Scripture: “You cannot serve God and money ” (Matthew. 6:24).
The primary issue with money is attitude. While it is important to have good spending plans, to be wise investors, and to control credit, what matters most is our attitudes toward money. Do we possess possessions or do possessions possess us? Acknowledging God as the owner of our money and we as the caretakers of what he entrusts to us is a first step toward ensuring that our possessions are tools for our use rather than things that control us. As Christians, we are not honest if we use the disclaimer, “Jesus can have our hearts but not our money.” We can’t compartmentalize the Christian life. Our relationship with Christ impacts everything we think and do, including our money management. Money, more than anything else, can separate us from our heavenly Father. Money can be Satan’s best tool to deceive God’s people. Money has the power to change us and may win the battle for our hearts as we are deceived by the thought that more money is the answer to our financial problems instead of God. Having money and possessions can make us proud, crowd out the real God, and cause us to place our security in our financial well-being instead of our God (Proverbs 30:8-10).

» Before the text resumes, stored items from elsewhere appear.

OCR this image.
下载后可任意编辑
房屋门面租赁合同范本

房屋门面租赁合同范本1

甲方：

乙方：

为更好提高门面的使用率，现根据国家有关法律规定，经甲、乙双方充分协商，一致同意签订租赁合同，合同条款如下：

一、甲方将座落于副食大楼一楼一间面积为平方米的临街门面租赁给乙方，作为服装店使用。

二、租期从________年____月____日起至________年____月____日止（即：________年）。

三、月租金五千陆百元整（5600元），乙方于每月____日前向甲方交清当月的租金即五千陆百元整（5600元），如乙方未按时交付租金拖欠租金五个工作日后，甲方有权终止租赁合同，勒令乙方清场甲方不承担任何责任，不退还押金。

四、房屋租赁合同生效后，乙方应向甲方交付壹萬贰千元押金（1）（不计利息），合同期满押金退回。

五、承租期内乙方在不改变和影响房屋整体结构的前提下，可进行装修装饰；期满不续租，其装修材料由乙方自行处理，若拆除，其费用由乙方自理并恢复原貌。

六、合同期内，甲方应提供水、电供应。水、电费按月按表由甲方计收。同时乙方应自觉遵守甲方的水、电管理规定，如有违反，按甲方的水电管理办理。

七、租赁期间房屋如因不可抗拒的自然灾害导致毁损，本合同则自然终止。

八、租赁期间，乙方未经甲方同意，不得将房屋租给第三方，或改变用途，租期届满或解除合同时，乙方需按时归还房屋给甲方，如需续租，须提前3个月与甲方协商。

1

In the Parable of the Sower, Jesus said: “…the thorns (deceitfulness of wealth) grew up and choked [the Word]” (Mark 4:7). In Matthew 6:24 Jesus said, “No one can serve two masters … You cannot serve God and money.” As God’s people, we can’t have a foot in each kingdom. It is impossible to have two masters, so we must choose between God’s kingdom and the kingdom of the world. It is one or the other, not both.
The world sees money as life’s report card and source of all happiness and security. In contrast, we, as faithful stewards, see money as a means to provide for our needs, to help others, and to further God’s kingdom.
Prayer: Dear heavenly Father, help me to hold money loosely and to have a proper attitude toward it. Amen.